American politician from Idaho

Scott Michael Herndon is a former American politician who served as a Republican member of the Idaho Senate from the 1st district. Herndon assumed office on December 1, 2022, after defeating incumbent Jim Woodward in the Republican primary and independent candidate Steve Johnson in the November Senate election. Herndon first ran for the state Senate in 2018, but lost the primary to Woodward. He won a rematch in 2022. He ran for re-election in 2024 but was defeated by Jim Woodward in the primary.
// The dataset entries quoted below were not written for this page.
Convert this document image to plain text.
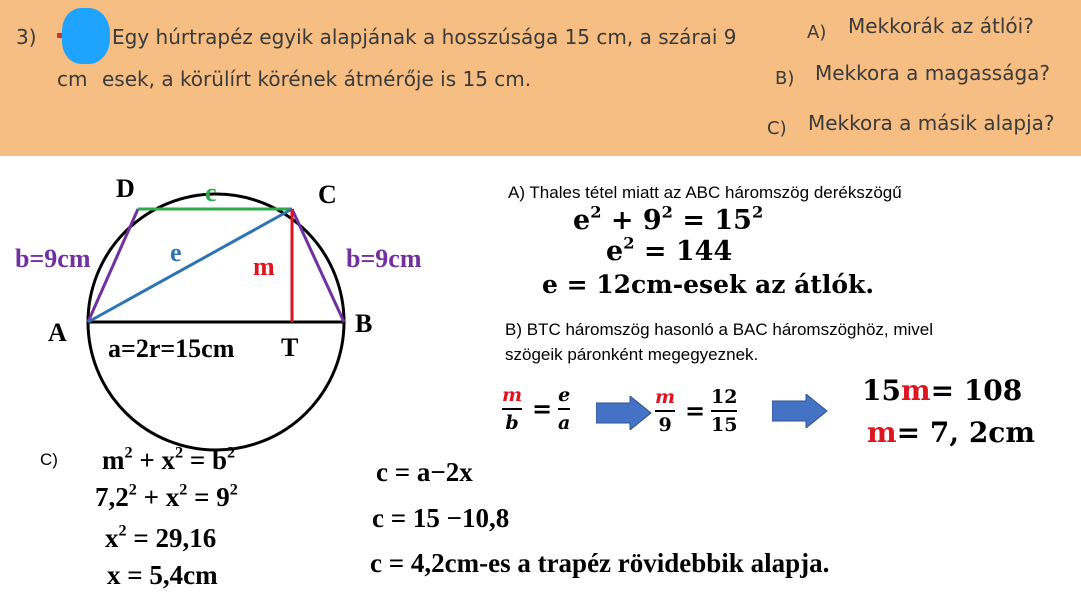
3)	Egy húrtrapéz egyik alapjának a hosszúsága 15 cm, a szárai 9
cm esek, a körülírt körének átmérője is 15 cm.
A) Mekkorák az átlói?
B) Mekkora a magassága?
C) Mekkora a másik alapja?
D	C
A	B
T
c
e	m
b=9cm	b=9cm
a=2r=15cm
A) Thales tétel miatt az ABC háromszög derékszögű
$e^2 + 9^2 = 15^2$
$e^2 = 144$
e = 12cm-esek az átlók.
B) BTC háromszög hasonló a BAC háromszöghöz, mivel
szögeik páronként megegyeznek.
m
b = e
a
m
9 = 12
15
15m= 108
m= 7, 2cm
C) $m^2 + x^2 = b^2$
$7,2^2 + x^2 = 9^2$
$x^2 = 29,16$
x = 5,4cm
c = a−2x
c = 15 −10,8
c = 4,2cm-es a trapéz rövidebbik alapja.
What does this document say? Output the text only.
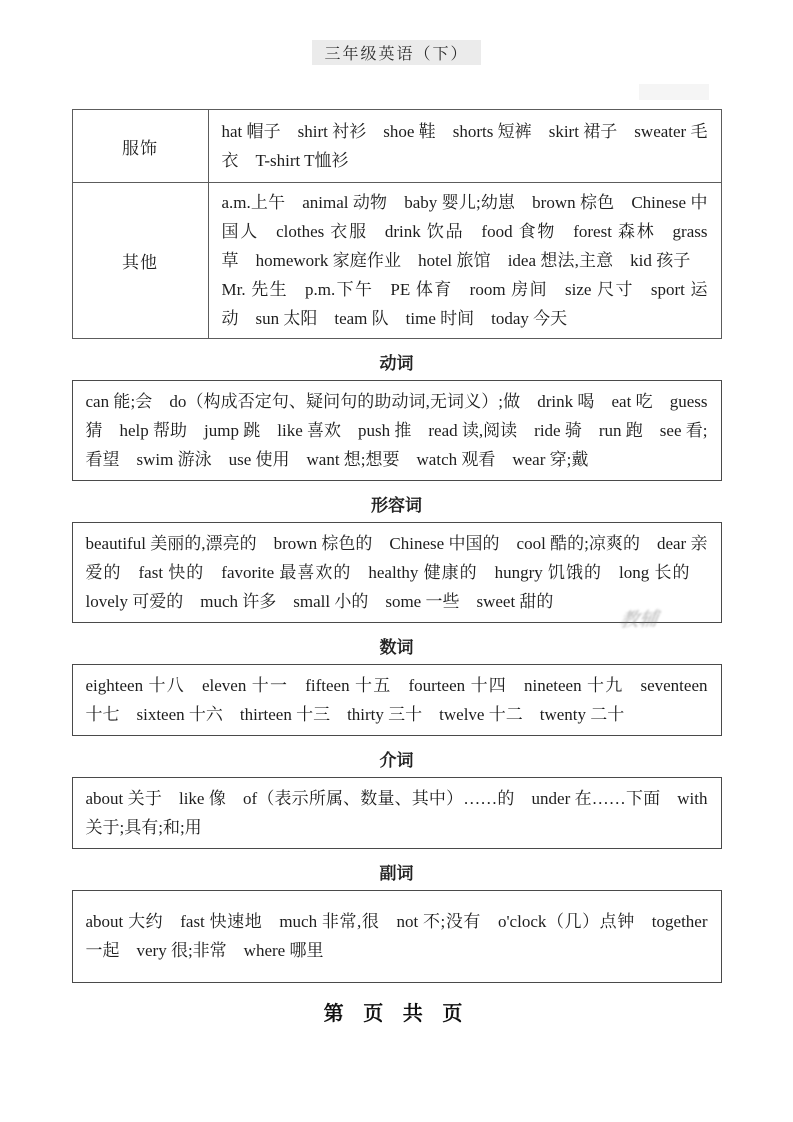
三年级英语（下）
服饰	hat 帽子 shirt 衬衫 shoe 鞋 shorts 短裤 skirt 裙子 sweater 毛衣 T-shirt T恤衫
其他	a.m.上午 animal 动物 baby 婴儿;幼崽 brown 棕色 Chinese 中国人 clothes 衣服 drink 饮品 food 食物 forest 森林 grass 草 homework 家庭作业 hotel 旅馆 idea 想法,主意 kid 孩子 Mr. 先生 p.m.下午 PE 体育 room 房间 size 尺寸 sport 运动 sun 太阳 team 队 time 时间 today 今天
动词
can 能;会 do（构成否定句、疑问句的助动词,无词义）;做 drink 喝 eat 吃 guess 猜 help 帮助 jump 跳 like 喜欢 push 推 read 读,阅读 ride 骑 run 跑 see 看;看望 swim 游泳 use 使用 want 想;想要 watch 观看 wear 穿;戴
形容词
beautiful 美丽的,漂亮的 brown 棕色的 Chinese 中国的 cool 酷的;凉爽的 dear 亲爱的 fast 快的 favorite 最喜欢的 healthy 健康的 hungry 饥饿的 long 长的 lovely 可爱的 much 许多 small 小的 some 一些 sweet 甜的
数词
eighteen 十八 eleven 十一 fifteen 十五 fourteen 十四 nineteen 十九 seventeen 十七 sixteen 十六 thirteen 十三 thirty 三十 twelve 十二 twenty 二十
介词
about 关于 like 像 of（表示所属、数量、其中）……的 under 在……下面 with 关于;具有;和;用
副词
about 大约 fast 快速地 much 非常,很 not 不;没有 o'clock（几）点钟 together 一起 very 很;非常 where 哪里
教辅
第 页 共 页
Herndon is a born again Christian. In January 2023, he introduced legislation to eliminate marriage licenses and instead directed officiants to issue marriage certificates following a ceremony between "two qualified people, a man, and a woman". Representative Ilana Rubel said the bill appears to codify that "there would only be marriage recognized between a man and a woman" in Idaho, which would violate Obergefell v. Hodges, the U.S. Supreme Court case guaranteeing same-sex marriage in the United States. He advocates for "restrain[t] encroachments on individual liberty from all levels of civil government". He opposes abortion, even in cases of rape and incest.. After Idaho passed the fetal heartbeat bill in 2022, Herndon fought to have rape and incest removed as exceptions for abortions, a measure which ultimately failed in the legislature.